Oysa, Kürt’ün ülkesi işgal altında. Kendisi izin dahilinde nefes alabiliyor. Yani esir ve köleden daha beter bir hayat sürüyor Kürt. Beter çünkü, esir ve kölenin anasınının "na, na" diye herikleşen sesinden öğrendiği kelimeleri, kelimelerinin sedası, dili yasak değil. Ama Kürt’ün dili, şarkılarının nağmeleri de yasak. Konuşan ve kilamını mırıldanan saldırıya uğruyor. Bu barbarlık, geçen hafta Pontus Rumlarının başat şehri Trabzon’da da tekrarlandı.
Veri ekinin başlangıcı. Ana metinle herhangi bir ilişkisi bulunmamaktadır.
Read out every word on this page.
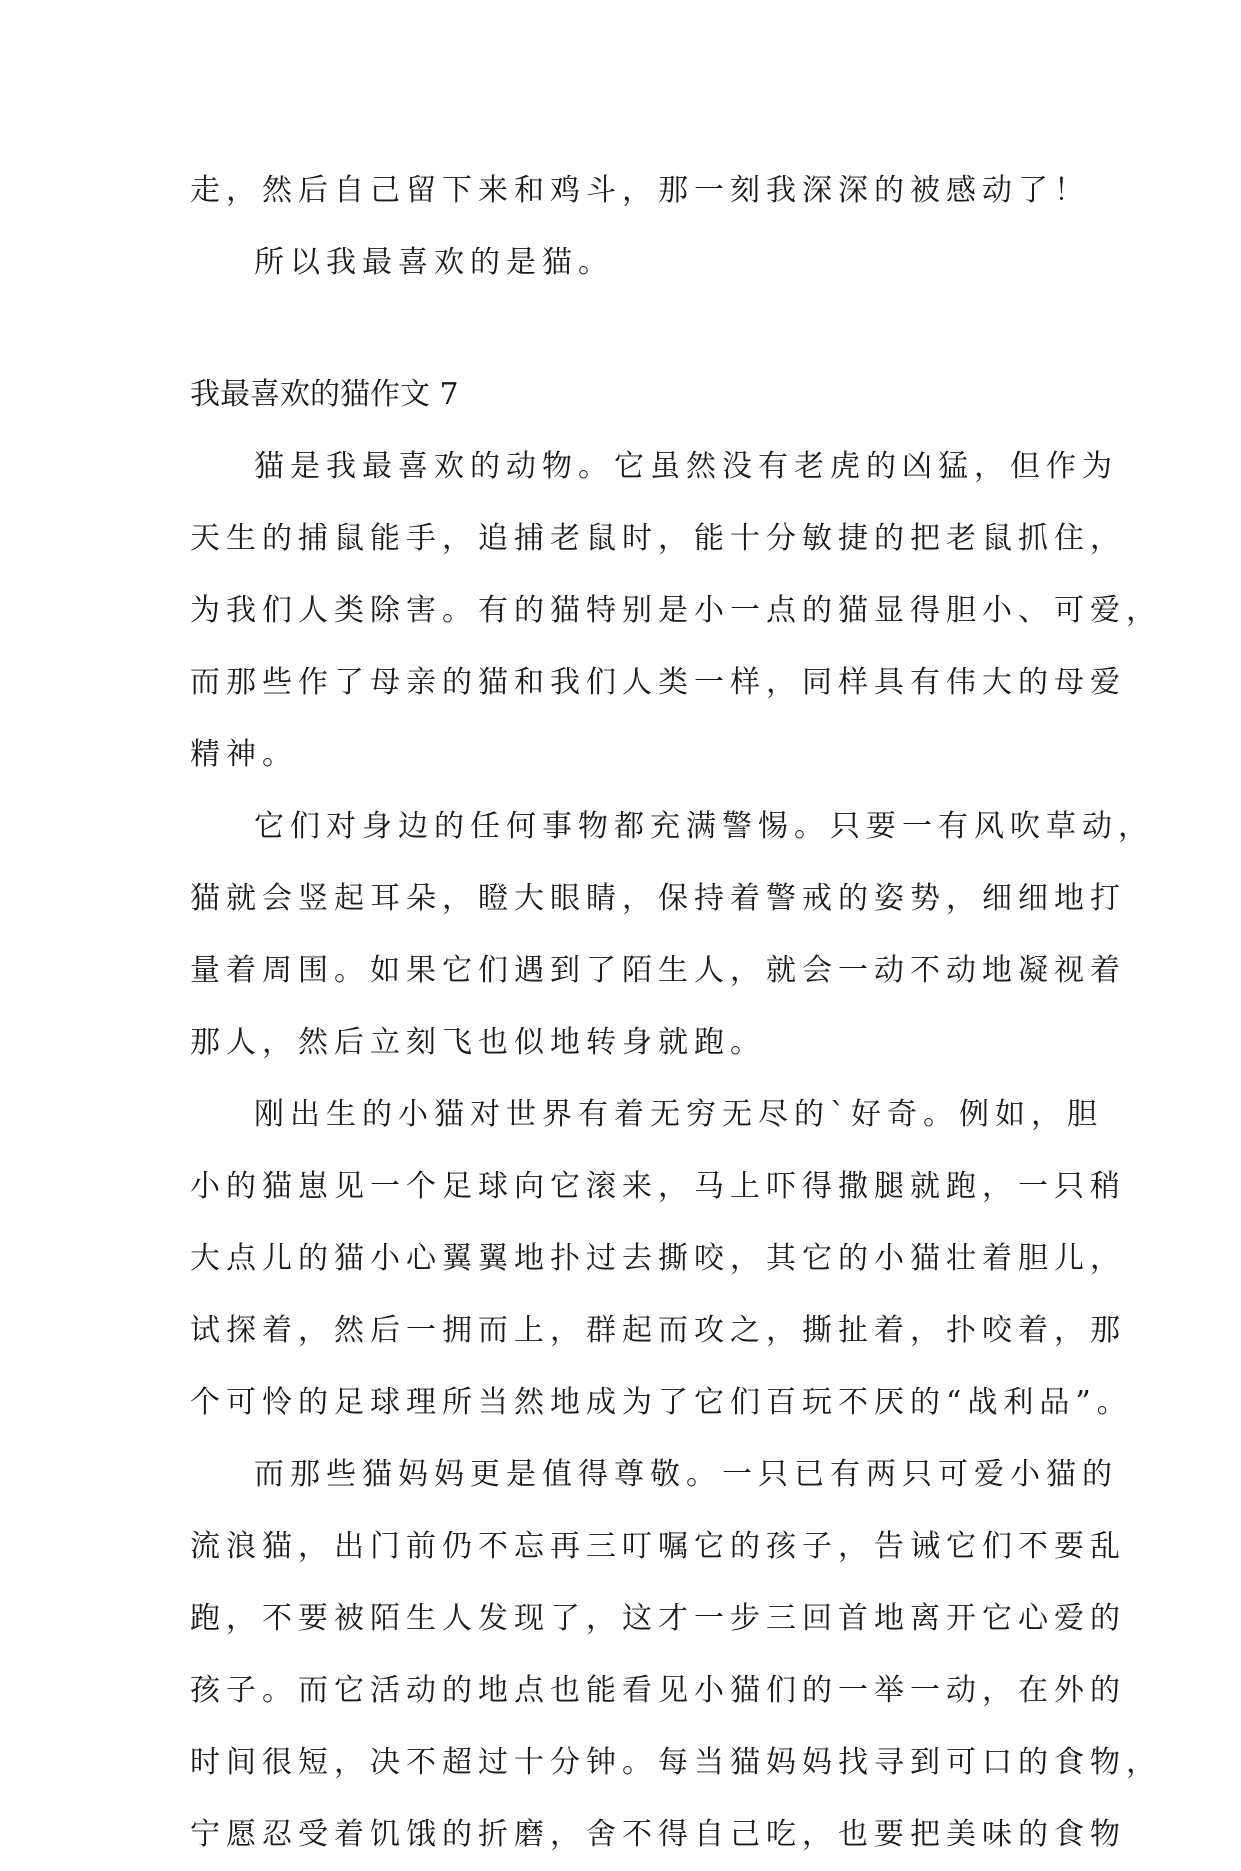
走，然后自己留下来和鸡斗，那一刻我深深的被感动了！
所以我最喜欢的是猫。
我最喜欢的猫作文 7
猫是我最喜欢的动物。它虽然没有老虎的凶猛，但作为
天生的捕鼠能手，追捕老鼠时，能十分敏捷的把老鼠抓住，
为我们人类除害。有的猫特别是小一点的猫显得胆小、可爱，
而那些作了母亲的猫和我们人类一样，同样具有伟大的母爱
精神。
它们对身边的任何事物都充满警惕。只要一有风吹草动，
猫就会竖起耳朵，瞪大眼睛，保持着警戒的姿势，细细地打
量着周围。如果它们遇到了陌生人，就会一动不动地凝视着
那人，然后立刻飞也似地转身就跑。
刚出生的小猫对世界有着无穷无尽的`好奇。例如，胆
小的猫崽见一个足球向它滚来，马上吓得撒腿就跑，一只稍
大点儿的猫小心翼翼地扑过去撕咬，其它的小猫壮着胆儿，
试探着，然后一拥而上，群起而攻之，撕扯着，扑咬着，那
个可怜的足球理所当然地成为了它们百玩不厌的“战利品”。
而那些猫妈妈更是值得尊敬。一只已有两只可爱小猫的
流浪猫，出门前仍不忘再三叮嘱它的孩子，告诫它们不要乱
跑，不要被陌生人发现了，这才一步三回首地离开它心爱的
孩子。而它活动的地点也能看见小猫们的一举一动，在外的
时间很短，决不超过十分钟。每当猫妈妈找寻到可口的食物，
宁愿忍受着饥饿的折磨，舍不得自己吃，也要把美味的食物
Ve dünya kurulduğundan beri, her türlü işgalci ve yasakçıya karşı isyan, insanoğlunun meşru hakkıdır. Romalı kölelerin, Spartaküs liderliğinde bu hakkı kullanmaları, tarihin unutulmaz trajedilerinden biridir. Trajedi çünkü, köleler yenilgi halinde çarmıha gerileceklerini bile bile ayaklandılar ve sonucuna katlandılar, ama yüzyıllar süren mücadeleden sonra, kölelik yıkıldı.  

Ama başkaldıran Kürtler, dün “eşkıya” idi. Bugün “terörist”. Önder kadroları ise "hain"...

Oysa her şeyleri, baştan başa bütün hayatları yalan olanların ihanet veya hain yakıştırmaları da yalan ve tepeden tırnağa kadar uydurmadır.

İhanet ideal yolcuları, yani ortak değerleri paylaşanlar için söz konusudur.

Halbuki Kürtler, Şeyh Said’in "bunlarla hiçbir müştereğimiz kalmadı" kelamından çok önce, yolunu ayırmış, bağımsızlık üzere ayağa kalkmıştı. Ama çeşitli nedenlerle, yeryüzünün geciken halkı olarak kaldılar. Bu ayrı bir konu. Ama ideallerinden asla vazgeçmediler.

Bugün ise ayrışma ve yarılma onarılması imkansız derinlikte. "Biz ve onlar" var artık. Bunca kan, yangın ve yıkım varken, bir. arada tutunmaları, yani zamkla tutturulmaları zaten mümkün değildi.

Ayrıca, "müştereği" olanların kavgasında, ihanetten söz edilebilir. Kürtlerin bunlarla bir müştereği, ortak yanları yok ki!..

Kürtler farklı bir ırk…

 Yaşama biçimlerini şekillendiren gelenekleri, dil ve kültürleri apayrı.  

 "Düşman çiçek göndermez" diye bir söylem vardır. Buradan yola çıkarsak, Kürt düşmanlarının onları "ihanet"le, önderlerini "hain"likle suçlaması, ideal yürüyüşünü etkilemez. Sövgüler, ağzı kanlı barbarın hezeyanı ötesine geçmiyor.

Bunlar yüzyıldır, Kürt değerlerine barbarca saldırıp sövüyorlar. Değişen ne? Hiçbir şey. Kürtlerin tuttuğu, yüreğinde yaşatıp büyüttüğü "delalî” ve "değerlisi” değişmezlikle kendincedir.